According to Karen Orenstein, senior climate analyst with Friends of the Earth US, the gap between Kerry's rhetoric and U.S. commitments is more like a chasm.

"It is past time to put words into action," Orenstein said. "The emissions cuts the US has put forward put us on a path for a global temperature increase well beyond the already dangerous 2C level. Secretary Kerry said, 'If you're a big developed nation and you are not helping to lead, then you're part of the problem.' Regrettably, the US is a tremendous part of the problem, and as the hundreds of thousands of people on the streets of Lima and New York have demanded, this must change immediately."

"It is past time to put words into action." --Karen Orenstein, Friends of the EarthOrenstein was referencing the People's Climate March in New York City earlier this year and a large march in Lima outside the talks on Wednesday where civil society organizations, Indigenous groups, and climate justice advocates rallied for a far-reaching draft agreement at this summit which would be finalized at the next round of talks scheduled for Paris in 2015.

In a policy paper released at the talks, Greenpeace argues that the U.S. approach to its own commitments and negotiating stance are in direct contrast with Kerry's stated desire to forge a strong agreement. The Obama administration has argued that making carbon emission reduction targets and other climate mitigation commitments legally binding is not necessary, but Greenpeace is among those who strongly disagree. Without "binding" targets and enforcement mechanisms, goes the argument, the necessary reductions will simply not be made in time. Ash, who authored the report on behalf of the group, explains:

President Obama's team continues to insist that presidential authority is insufficient to sign onto legally binding obligations to reduce climate pollution. At the same time, they claim that making pollution targets binding will reduce ambition. Neither is correct. Rather than portray US presidential legal powers as weak in the face of a politically stunted, soon-to-be climate denier controlled Congress, Secretary Kerry should ask his boss to use every tool he can to fight the climate catastrophe we are facing - including the cessation of the sale of publicly-owned fossil fuels and a significant strengthening of EPA climate policy. The US should increase their 2025 climate pollution reduction target from 28 to 40% and commit to it in an internationally legally binding agreement next year. Our transition to 100% renewable energy by 2050 depends on it.
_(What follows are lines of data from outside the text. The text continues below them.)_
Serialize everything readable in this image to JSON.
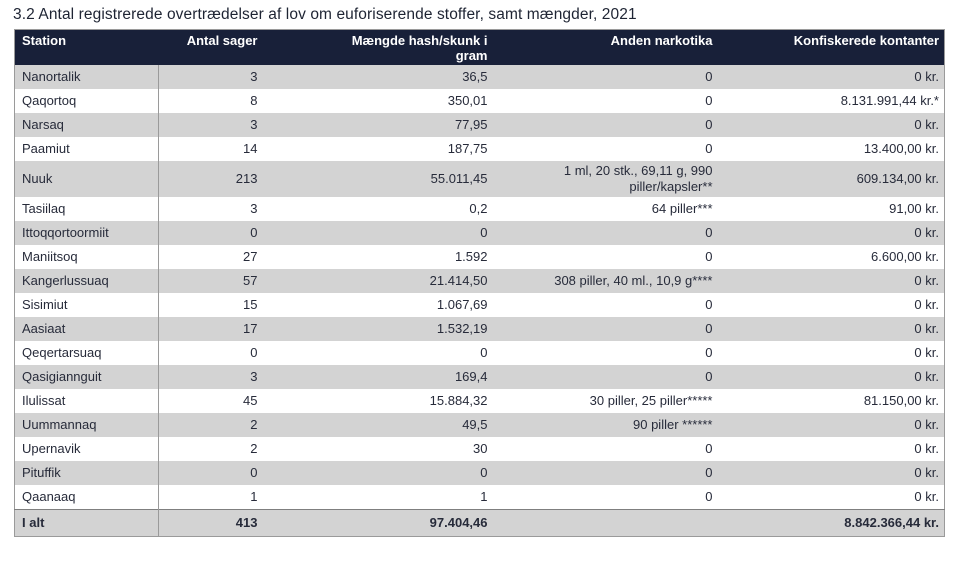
{
  "title": "3.2 Antal registrerede overtrædelser af lov om euforiserende stoffer, samt mængder, 2021",
  "table": {
    "columns": [
      {
        "label": "Station"
      },
      {
        "label": "Antal sager"
      },
      {
        "label": "Mængde hash/skunk i gram"
      },
      {
        "label": "Anden narkotika"
      },
      {
        "label": "Konfiskerede kontanter"
      }
    ],
    "rows": [
      {
        "station": "Nanortalik",
        "cases": "3",
        "hash_grams": "36,5",
        "other_narcotics": "0",
        "cash": "0 kr."
      },
      {
        "station": "Qaqortoq",
        "cases": "8",
        "hash_grams": "350,01",
        "other_narcotics": "0",
        "cash": "8.131.991,44 kr.*"
      },
      {
        "station": "Narsaq",
        "cases": "3",
        "hash_grams": "77,95",
        "other_narcotics": "0",
        "cash": "0 kr."
      },
      {
        "station": "Paamiut",
        "cases": "14",
        "hash_grams": "187,75",
        "other_narcotics": "0",
        "cash": "13.400,00 kr."
      },
      {
        "station": "Nuuk",
        "cases": "213",
        "hash_grams": "55.011,45",
        "other_narcotics": "1 ml, 20 stk., 69,11 g, 990 piller/kapsler**",
        "cash": "609.134,00 kr."
      },
      {
        "station": "Tasiilaq",
        "cases": "3",
        "hash_grams": "0,2",
        "other_narcotics": "64 piller***",
        "cash": "91,00 kr."
      },
      {
        "station": "Ittoqqortoormiit",
        "cases": "0",
        "hash_grams": "0",
        "other_narcotics": "0",
        "cash": "0 kr."
      },
      {
        "station": "Maniitsoq",
        "cases": "27",
        "hash_grams": "1.592",
        "other_narcotics": "0",
        "cash": "6.600,00 kr."
      },
      {
        "station": "Kangerlussuaq",
        "cases": "57",
        "hash_grams": "21.414,50",
        "other_narcotics": "308 piller, 40 ml., 10,9 g****",
        "cash": "0 kr."
      },
      {
        "station": "Sisimiut",
        "cases": "15",
        "hash_grams": "1.067,69",
        "other_narcotics": "0",
        "cash": "0 kr."
      },
      {
        "station": "Aasiaat",
        "cases": "17",
        "hash_grams": "1.532,19",
        "other_narcotics": "0",
        "cash": "0 kr."
      },
      {
        "station": "Qeqertarsuaq",
        "cases": "0",
        "hash_grams": "0",
        "other_narcotics": "0",
        "cash": "0 kr."
      },
      {
        "station": "Qasigiannguit",
        "cases": "3",
        "hash_grams": "169,4",
        "other_narcotics": "0",
        "cash": "0 kr."
      },
      {
        "station": "Ilulissat",
        "cases": "45",
        "hash_grams": "15.884,32",
        "other_narcotics": "30 piller, 25 piller*****",
        "cash": "81.150,00 kr."
      },
      {
        "station": "Uummannaq",
        "cases": "2",
        "hash_grams": "49,5",
        "other_narcotics": "90 piller ******",
        "cash": "0 kr."
      },
      {
        "station": "Upernavik",
        "cases": "2",
        "hash_grams": "30",
        "other_narcotics": "0",
        "cash": "0 kr."
      },
      {
        "station": "Pituffik",
        "cases": "0",
        "hash_grams": "0",
        "other_narcotics": "0",
        "cash": "0 kr."
      },
      {
        "station": "Qaanaaq",
        "cases": "1",
        "hash_grams": "1",
        "other_narcotics": "0",
        "cash": "0 kr."
      }
    ],
    "total_row": {
      "station": "I alt",
      "cases": "413",
      "hash_grams": "97.404,46",
      "other_narcotics": "",
      "cash": "8.842.366,44 kr."
    }
  },
  "colors": {
    "header_bg": "#182039",
    "header_text": "#ffffff",
    "stripe_bg": "#d3d3d3",
    "row_bg": "#ffffff",
    "body_text": "#272b3a",
    "border": "#9a9a9a"
  }
}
Familiar sticking points at the talk continue to center around the divide between rich and poor nations. Whereas the U.S. argues that so-called "developing nations" must make the same kinds of sacrifices that larger and wealthier nations are prepared to make, critics of that view say that because those most-developed nations are also the largest historic greenhouse gas emitters they have a special responsibility to do more--a concept known as "common but differentiated responsibilities."

Advocates of climate justice argue that big polluters, like the U.S., Canada, Australia, and the nations of Europe have should play a more significant role in financing the mitigation and transition efforts of those countries which did much less to create the climate crisis but are much more threatened by the increasing impacts of higher temperatures, rising seas, longer droughts, and more extreme weather.

As the BBC reports:

Some countries are suspicious that the text being developed here in Lima is an attempt to get round the concept of differentiation, which is embedded in 1992's UN framework convention on climate change.

The issue has become critical as the chairs of the talks introduced a new draft text that many felt watered down the original commitment.

A large group of developing nations known as the G77 objected.

"This whole exercise is not meant to rewrite the convention, this is a firm basic position of the G77," said Antonio Marcondes, Brazil's representative at the talks.

"We stand behind the differentiation, we stand behind 'common but differentiated responsibilities', these are issues we hold very strong and these are definite red lines."